Both traditions flourished in Asia, at first in India and then
gradually in other surrounding countries, including Tibet.
Now they are also beginning to flourish in the West.
• In all Buddha Shakyamuni gave eighty-four
thousand teachings. His intention in founding
Buddhism was to lead living beings to
permanent liberation from suffering. He
realized temporary liberation from suffering
and difficulties is not enough. Motivated by
love and compassion his aim was to help living
beings find lasting peace or nirvana.
• They believe that the mind is neither physical, nor
a by-product of purely physical processes, but a
formless continuum that is a separate entity from
the body. When the body disintegrates at death,
the mind does not cease.
• The continuum of our very subtle mind has no
beginning and no end, and it is this mind which,
when completely purified, transforms into the
omniscient mind of a Buddha.
• Every action we perform leaves an imprint, or
potential, on our very subtle mind, and each
karmic potential eventually gives rise to its
own effect.
• After we die our very subtle mind leaves our
body and enters the intermediate state, or
‘bardo’. In this subtle dream-like state we
experience many different visions that arise
from the karmic potentials that were activated
at the time of our death.
• we do not choose our rebirth but are reborn
solely in accordance with our karma. If good
karma ripens we are reborn in a fortunate state,
either as a human or a god, but if negative karma
ripens we are reborn in a lower state, as an
animal, a hungry ghost, or a hell being.
• This uninterrupted cycle of death and rebirth
without choice is called ‘cyclic existence’, or
‘samsara’ in Sanskrit.
• By practicing the Buddhist path to liberation and
enlightenment, however, we can destroy self-
grasping, thereby liberating ourself from the cycle
of uncontrolled rebirth and attaining a state of
perfect peace and freedom.
We shall then be in a position to help others to
do the same.
Buddhism in the modern era
• With the fast pace and high stress of modern life many people are
becoming interested in the peaceful philosophy of Buddhism. In
particular there is a very deep interest in learning how to meditate,
both to overcome stress and anxiety, and to deepen one’s spiritual
experience. In response to this growing interest Kadampa Buddhism
offers many different ways of learning about Buddhism and
practicing meditation.
• Kadampa Buddhism was first introduced to the West in 1976 by the
renowned Kadampa Buddhist Master, Venerable Geshe Kelsang
Gyatso. Since then he has worked tirelessly to provide all the
conditions necessary to support contemporary practitioners. He has
written twenty-one authentic books on Buddhism that are now
being translated into many different languages.

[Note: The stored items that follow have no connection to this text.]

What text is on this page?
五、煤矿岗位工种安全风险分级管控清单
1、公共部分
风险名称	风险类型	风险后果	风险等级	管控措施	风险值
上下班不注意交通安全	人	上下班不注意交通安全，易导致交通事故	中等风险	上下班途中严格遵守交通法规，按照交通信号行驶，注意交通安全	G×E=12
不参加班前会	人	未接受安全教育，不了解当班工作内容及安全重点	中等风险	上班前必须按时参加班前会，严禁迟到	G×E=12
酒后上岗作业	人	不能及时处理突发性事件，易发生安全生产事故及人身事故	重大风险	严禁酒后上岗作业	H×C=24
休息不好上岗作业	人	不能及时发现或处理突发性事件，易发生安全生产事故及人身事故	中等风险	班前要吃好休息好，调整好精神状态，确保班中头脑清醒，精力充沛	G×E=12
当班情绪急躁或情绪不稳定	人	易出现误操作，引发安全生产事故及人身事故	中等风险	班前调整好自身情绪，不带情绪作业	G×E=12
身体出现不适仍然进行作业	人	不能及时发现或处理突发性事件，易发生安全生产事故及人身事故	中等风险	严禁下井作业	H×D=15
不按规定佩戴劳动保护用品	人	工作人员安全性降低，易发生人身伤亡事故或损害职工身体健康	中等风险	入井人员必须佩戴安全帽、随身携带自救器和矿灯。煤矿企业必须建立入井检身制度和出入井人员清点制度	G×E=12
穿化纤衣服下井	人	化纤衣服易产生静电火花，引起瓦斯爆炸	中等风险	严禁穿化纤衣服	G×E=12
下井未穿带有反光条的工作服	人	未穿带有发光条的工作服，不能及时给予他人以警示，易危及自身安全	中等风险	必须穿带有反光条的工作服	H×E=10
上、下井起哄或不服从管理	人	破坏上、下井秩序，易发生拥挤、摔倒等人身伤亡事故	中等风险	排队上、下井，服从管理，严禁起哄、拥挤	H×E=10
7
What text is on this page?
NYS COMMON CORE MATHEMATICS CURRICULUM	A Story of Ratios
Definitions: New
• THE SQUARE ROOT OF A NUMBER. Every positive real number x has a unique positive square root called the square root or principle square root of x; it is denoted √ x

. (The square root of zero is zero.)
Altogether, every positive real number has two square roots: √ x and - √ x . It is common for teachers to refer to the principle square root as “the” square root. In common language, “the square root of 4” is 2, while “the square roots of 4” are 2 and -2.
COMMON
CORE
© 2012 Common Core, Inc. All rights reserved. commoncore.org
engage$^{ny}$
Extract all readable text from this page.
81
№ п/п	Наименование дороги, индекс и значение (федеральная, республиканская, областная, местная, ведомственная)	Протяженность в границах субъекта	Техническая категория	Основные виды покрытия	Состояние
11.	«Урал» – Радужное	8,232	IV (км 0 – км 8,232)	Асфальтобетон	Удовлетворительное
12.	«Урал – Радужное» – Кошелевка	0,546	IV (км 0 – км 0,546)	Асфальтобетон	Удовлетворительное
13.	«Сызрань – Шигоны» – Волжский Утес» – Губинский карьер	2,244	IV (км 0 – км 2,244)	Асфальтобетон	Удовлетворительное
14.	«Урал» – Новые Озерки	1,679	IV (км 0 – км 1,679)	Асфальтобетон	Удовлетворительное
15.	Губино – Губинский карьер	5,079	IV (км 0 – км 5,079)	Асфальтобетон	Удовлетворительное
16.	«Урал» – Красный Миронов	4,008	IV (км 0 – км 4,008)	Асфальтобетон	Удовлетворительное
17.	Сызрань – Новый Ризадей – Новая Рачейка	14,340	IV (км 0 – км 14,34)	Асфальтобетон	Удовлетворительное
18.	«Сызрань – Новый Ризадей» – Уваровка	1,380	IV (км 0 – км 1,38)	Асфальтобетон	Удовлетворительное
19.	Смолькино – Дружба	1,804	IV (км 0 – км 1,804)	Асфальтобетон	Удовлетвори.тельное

• Geshe Kelsang has also established over 1100
Kadampa Buddhist centers and study groups in
40 countries around the world where people of
all cultures can train in meditation and other
Buddhist practices.
• These centers all have qualified
local teachers and offer introductory classes,
structured study programs, and meditation
retreats. All Kadampa Buddhist Centers are open
to the public.
• Every year Kadampa Buddhists from around the
world gather for meditation festivals in
the USA and Europe, including two in England,
where they receive special teachings and
empowerments and enjoy a spiritual holiday.